My father worked in a paper mill and he would bring home the mill’s seconds. We always had paper – a pile three-feet high that we kept in the attic- and I could draw to my heart’s content. My cousins came over to our house for drawing contests.
When I was splitting up with my artist boyfriend in 1989, I realized that I would not miss him as much as I would miss the art. It was then that I decided to become an artist.
I feel I’m a post-modern artist since I’m torn between styles. I want to follow in the footsteps of Durer, Velázquez and Vermeer and yet am mysteriously drawn to Donald Duck.
My love affair is with oil, but I have been known to cheat. Under the Vermeer umbrella I paint family members and work with historical images. Things are left unsaid and undone. The other style I work in is cartoon-like. My affinity is with teenage boys. The first painting that I ever sold was of cockroaches bought by a young man. I work with words and cartoon characters. I take a truism or a platitude and apply it to the present. Is it still valid?
Works include a diptych that is about the lessons learned or not learned from the Three Little Pigs. It’s a two-- possibly three-- canvas work that compares our modern day society with pre-industrial society. It compares pre-industrial straw huts to modern glass skyscrapers.
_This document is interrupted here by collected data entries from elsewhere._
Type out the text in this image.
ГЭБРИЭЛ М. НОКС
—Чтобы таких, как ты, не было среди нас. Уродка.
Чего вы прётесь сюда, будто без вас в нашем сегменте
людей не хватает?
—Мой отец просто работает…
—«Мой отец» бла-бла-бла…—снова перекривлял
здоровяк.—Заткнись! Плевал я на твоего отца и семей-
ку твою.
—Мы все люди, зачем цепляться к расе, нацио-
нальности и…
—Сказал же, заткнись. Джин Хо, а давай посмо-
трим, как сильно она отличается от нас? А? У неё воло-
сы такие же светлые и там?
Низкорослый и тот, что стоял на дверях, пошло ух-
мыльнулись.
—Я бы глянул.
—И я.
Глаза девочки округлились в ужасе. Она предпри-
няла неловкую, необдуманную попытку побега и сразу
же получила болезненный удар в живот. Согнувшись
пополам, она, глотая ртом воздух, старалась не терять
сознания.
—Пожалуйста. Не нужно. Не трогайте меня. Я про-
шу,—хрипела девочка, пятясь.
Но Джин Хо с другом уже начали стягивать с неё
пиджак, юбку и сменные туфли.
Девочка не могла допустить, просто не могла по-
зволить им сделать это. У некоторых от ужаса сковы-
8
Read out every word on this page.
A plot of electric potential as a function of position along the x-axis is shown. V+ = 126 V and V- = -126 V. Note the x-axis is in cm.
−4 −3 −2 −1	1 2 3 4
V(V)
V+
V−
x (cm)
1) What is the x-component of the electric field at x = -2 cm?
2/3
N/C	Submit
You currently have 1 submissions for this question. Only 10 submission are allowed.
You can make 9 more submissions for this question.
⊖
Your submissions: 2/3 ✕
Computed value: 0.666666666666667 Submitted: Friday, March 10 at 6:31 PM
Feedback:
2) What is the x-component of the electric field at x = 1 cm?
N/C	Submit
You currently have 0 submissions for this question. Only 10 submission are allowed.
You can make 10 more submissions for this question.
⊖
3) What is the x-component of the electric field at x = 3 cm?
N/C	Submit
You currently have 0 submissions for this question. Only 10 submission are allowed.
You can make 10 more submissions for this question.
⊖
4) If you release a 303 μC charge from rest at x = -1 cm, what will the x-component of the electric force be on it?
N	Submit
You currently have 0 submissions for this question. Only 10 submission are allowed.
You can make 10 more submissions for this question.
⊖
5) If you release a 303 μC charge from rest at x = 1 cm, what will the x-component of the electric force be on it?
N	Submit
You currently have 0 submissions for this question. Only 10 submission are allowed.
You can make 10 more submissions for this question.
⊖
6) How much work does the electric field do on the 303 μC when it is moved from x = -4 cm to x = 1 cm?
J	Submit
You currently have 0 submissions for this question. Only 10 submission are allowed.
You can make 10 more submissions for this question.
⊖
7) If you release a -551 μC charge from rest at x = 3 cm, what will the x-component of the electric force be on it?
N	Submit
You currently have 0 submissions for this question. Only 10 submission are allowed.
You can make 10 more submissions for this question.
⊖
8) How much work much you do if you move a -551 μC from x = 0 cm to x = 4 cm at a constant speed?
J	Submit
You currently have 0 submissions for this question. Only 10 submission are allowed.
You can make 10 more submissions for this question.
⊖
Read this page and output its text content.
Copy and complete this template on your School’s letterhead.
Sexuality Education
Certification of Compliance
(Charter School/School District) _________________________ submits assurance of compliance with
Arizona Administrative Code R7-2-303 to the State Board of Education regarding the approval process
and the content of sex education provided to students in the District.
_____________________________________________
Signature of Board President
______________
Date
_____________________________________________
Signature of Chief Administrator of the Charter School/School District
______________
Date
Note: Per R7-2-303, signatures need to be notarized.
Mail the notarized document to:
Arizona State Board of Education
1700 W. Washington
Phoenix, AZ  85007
A recent project is painting the portraits of 100 famous women. These are redacted portraits aiming at painting the essence of the individual without the interference of background, clothing and other accoutrements,
I work methodically or not. On large canvases I lay out a grid and then sketch in my images. Next I apply a light wash of underpainting and then I build up my image. The canvas becomes a palimpsest with underpainting and drawn lines peeking through the paint. For small canvases, underpainting becomes background as I work spontaneously from sketches. I often apply the paint with my hands and make blunt details with my fingers.